Une base culturelle, mais pas de réelle base sociale

Le pro­jet poli­tique por­té par Éco­lo tente d’articuler deux radi­ca­li­tés : la cri­tique de notre modèle capi­ta­liste de déve­lop­pe­ment, trop cen­tré sur la crois­sance éco­no­mique et qui mène à un épui­se­ment des res­sources qu’il mobi­lise et la cri­tique des formes orga­ni­sa­tion­nelles « tra­di­tion­nelles » que sont les par­tis poli­tiques clas­siques où le pou­voir semble confis­qué par une petite mino­ri­té2. Et au-delà de la cri­tique de ceux-ci, c’est, pour cer­tains, la démo­cra­tie repré­sen­ta­tive qui est visée.

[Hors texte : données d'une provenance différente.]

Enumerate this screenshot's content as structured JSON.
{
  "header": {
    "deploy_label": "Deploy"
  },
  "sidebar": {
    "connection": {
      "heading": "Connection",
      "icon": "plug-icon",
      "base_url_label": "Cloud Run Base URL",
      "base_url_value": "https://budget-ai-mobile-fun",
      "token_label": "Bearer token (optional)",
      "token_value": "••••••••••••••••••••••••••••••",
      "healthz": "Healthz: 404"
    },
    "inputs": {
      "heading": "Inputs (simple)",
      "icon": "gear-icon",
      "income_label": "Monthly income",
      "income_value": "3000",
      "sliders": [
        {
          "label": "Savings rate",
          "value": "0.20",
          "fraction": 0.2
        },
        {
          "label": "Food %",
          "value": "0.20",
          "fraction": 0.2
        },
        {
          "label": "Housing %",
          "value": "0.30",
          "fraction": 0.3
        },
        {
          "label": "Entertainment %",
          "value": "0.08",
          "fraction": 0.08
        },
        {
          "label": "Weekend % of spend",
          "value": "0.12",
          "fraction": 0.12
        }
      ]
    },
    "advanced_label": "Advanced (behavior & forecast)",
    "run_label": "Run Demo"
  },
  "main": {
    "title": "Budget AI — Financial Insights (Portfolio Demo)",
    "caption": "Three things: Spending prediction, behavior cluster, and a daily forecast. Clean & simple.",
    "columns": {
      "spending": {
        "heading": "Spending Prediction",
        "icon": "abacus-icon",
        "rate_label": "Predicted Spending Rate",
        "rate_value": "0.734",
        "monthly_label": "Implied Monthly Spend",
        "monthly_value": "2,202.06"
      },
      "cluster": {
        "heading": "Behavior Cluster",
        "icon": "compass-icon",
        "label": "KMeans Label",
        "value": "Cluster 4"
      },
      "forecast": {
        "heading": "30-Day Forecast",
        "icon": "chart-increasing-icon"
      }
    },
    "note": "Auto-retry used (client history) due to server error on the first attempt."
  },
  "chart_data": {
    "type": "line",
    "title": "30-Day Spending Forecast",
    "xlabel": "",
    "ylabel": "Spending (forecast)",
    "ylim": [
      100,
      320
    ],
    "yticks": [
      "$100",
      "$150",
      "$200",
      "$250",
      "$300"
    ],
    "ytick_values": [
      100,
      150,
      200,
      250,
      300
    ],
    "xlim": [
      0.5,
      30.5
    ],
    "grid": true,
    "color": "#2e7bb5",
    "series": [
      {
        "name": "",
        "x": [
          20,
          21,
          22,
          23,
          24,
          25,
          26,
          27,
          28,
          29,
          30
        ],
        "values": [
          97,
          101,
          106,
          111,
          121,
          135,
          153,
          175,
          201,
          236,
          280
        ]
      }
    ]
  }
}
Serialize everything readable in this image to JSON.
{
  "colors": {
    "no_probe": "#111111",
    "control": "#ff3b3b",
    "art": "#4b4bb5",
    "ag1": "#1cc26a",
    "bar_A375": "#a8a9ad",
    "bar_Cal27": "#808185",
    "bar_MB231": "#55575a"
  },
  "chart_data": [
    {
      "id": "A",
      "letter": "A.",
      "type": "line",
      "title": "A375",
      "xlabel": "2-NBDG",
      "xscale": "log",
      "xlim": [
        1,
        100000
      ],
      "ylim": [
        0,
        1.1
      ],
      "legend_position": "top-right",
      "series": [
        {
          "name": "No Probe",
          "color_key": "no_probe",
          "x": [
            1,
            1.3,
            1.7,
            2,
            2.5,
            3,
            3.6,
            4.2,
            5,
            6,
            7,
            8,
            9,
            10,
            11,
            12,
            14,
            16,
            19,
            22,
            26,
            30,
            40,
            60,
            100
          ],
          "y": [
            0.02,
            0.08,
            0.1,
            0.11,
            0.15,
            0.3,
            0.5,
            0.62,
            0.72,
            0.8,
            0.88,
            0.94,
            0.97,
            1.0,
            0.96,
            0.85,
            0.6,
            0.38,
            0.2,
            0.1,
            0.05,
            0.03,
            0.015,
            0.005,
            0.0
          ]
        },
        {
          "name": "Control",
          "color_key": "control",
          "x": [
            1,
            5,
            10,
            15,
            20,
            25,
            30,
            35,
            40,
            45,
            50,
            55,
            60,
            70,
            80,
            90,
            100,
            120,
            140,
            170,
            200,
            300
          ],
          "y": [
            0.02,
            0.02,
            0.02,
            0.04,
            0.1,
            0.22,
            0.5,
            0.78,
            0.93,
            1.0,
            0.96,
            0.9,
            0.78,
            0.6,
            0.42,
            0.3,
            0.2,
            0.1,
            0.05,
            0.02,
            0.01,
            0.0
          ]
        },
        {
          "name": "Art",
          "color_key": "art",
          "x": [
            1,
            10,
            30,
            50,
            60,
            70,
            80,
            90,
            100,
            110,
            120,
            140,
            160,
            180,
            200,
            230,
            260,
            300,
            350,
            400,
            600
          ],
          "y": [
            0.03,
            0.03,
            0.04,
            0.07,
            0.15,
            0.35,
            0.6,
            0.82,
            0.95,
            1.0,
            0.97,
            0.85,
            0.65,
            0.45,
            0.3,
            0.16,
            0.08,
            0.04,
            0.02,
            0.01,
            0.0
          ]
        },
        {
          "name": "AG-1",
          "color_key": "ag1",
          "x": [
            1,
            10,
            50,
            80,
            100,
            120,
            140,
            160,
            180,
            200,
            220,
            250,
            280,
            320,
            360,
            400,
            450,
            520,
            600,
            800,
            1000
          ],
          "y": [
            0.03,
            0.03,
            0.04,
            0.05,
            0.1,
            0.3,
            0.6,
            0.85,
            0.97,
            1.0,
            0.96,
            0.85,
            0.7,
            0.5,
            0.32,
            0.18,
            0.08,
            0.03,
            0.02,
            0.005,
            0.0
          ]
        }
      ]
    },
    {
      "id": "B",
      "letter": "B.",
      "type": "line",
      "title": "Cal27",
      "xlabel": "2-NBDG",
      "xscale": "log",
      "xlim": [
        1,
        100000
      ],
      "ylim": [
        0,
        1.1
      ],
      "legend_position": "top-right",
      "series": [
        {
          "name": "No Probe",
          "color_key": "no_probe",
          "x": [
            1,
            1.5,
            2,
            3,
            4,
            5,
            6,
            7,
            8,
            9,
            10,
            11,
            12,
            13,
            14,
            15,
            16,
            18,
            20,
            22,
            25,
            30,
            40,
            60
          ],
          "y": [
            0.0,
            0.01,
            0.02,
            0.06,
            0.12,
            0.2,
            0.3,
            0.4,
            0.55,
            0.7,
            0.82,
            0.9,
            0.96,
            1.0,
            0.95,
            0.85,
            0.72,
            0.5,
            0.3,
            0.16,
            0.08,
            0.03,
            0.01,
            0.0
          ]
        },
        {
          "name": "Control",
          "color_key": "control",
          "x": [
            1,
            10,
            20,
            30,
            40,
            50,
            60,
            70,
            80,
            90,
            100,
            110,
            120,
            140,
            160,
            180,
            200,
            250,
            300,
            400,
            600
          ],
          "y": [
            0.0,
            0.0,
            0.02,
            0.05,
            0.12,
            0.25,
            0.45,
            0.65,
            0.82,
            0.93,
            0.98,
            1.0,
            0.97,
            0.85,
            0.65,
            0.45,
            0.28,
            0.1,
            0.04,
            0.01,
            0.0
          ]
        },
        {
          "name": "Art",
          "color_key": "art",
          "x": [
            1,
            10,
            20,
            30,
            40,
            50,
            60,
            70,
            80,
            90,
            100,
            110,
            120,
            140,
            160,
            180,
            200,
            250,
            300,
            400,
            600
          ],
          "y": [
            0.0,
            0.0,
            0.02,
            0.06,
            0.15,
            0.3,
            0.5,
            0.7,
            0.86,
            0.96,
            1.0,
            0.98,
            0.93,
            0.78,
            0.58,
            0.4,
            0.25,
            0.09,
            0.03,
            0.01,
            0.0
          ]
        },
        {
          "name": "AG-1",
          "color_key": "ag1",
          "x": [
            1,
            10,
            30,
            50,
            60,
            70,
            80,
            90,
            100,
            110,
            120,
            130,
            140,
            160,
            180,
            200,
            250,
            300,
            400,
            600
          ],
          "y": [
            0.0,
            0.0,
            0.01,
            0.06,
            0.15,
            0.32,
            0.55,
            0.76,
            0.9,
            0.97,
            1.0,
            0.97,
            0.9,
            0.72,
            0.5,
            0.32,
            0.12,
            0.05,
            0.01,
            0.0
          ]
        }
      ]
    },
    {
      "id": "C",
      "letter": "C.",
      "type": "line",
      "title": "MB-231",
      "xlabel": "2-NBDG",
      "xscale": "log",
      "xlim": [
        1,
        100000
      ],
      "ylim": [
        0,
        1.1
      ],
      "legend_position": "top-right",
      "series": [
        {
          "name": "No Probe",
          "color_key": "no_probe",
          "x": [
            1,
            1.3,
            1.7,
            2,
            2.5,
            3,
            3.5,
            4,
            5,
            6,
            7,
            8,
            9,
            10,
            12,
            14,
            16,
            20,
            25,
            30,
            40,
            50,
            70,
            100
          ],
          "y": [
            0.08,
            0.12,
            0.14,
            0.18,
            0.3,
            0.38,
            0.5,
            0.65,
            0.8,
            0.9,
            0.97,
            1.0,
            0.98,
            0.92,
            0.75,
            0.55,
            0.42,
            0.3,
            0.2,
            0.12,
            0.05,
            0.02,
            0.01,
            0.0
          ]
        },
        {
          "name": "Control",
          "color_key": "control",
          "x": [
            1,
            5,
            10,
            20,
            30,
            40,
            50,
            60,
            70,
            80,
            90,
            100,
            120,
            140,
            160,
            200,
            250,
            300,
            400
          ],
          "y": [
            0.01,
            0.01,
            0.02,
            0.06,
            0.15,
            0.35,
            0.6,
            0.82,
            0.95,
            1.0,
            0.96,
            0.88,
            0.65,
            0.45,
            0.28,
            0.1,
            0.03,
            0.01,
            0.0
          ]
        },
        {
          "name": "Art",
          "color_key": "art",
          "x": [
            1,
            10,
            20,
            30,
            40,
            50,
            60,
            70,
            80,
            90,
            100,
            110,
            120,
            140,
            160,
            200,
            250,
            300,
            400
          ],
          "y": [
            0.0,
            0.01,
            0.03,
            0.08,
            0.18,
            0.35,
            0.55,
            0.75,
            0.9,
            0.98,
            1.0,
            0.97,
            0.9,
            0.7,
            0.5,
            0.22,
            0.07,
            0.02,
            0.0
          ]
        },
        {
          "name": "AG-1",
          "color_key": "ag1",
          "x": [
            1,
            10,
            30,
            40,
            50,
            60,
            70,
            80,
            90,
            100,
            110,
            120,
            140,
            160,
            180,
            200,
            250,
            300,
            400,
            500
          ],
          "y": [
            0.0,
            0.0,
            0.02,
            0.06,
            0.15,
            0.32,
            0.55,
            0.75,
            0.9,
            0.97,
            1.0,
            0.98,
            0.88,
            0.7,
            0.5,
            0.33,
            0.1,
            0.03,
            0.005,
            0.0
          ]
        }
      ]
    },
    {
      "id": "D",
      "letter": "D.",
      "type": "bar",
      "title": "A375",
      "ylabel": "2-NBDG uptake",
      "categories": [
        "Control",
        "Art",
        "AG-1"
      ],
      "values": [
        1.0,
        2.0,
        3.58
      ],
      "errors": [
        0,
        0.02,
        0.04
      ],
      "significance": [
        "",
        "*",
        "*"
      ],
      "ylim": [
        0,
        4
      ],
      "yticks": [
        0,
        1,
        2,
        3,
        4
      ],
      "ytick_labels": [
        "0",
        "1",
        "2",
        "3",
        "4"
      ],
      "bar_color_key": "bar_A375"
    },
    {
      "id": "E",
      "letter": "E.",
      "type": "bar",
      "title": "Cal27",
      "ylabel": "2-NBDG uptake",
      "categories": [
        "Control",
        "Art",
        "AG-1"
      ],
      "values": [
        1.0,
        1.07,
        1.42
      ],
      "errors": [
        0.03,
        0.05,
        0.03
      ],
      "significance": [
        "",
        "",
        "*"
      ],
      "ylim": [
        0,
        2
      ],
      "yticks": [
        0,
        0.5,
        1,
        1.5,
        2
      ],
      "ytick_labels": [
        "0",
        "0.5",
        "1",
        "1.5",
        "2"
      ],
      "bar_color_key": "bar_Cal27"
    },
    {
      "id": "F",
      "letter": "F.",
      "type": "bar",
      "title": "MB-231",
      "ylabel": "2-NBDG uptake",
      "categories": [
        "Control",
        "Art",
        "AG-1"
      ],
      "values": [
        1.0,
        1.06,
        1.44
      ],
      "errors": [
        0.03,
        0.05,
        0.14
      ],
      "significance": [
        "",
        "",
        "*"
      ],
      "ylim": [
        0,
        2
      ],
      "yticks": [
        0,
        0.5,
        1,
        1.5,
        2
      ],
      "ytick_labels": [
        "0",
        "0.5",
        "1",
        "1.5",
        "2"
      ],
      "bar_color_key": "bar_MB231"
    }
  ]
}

Conve­nons que, grâce, notam­ment, à l’action des mili­tants et par­tis éco­lo­gistes depuis plus de trente ans, mais aus­si à des drames sociaux réels et à des catas­trophes natu­relles, la conscience des enjeux envi­ron­ne­men­taux et la néces­si­té de réponses adap­tées ont fait pro­gres­si­ve­ment l’objet d’un consen­sus inter­na­tio­nal. Le thème de la dura­bi­li­té s’est impo­sé dans le débat public3 même si on peut regret­ter la len­teur et la fri­lo­si­té des réac­tions de dif­fé­rentes auto­ri­tés à cet égard.

La seconde cri­tique, qui s’appuie notam­ment sur les théo­ries de la démo­cra­tie par­ti­ci­pa­tive et déli­bé­ra­tive, valo­rise, en prin­cipe, l’échange argu­men­té comme source de légi­ti­mi­té d’une posi­tion ou pro­po­si­tion poli­tique et se carac­té­rise par une méfiance vis-à-vis de toute forme trop ins­ti­tuée de pou­voir, voire de res­pon­sa­bi­li­té et de déci­sion. Cette « culture », spé­ci­fique pour un par­ti poli­tique, mais dans l’air du temps d’une époque mar­quée par un effri­te­ment des auto­ri­tés et des légi­ti­mi­tés, appa­rait comme une des carac­té­ris­tiques essen­tielles du par­ti comme orga­ni­sa­tion : nour­rie d’anti-autoritarisme et de méfiance, elle explique en par­tie impor­tante son fonctionnement.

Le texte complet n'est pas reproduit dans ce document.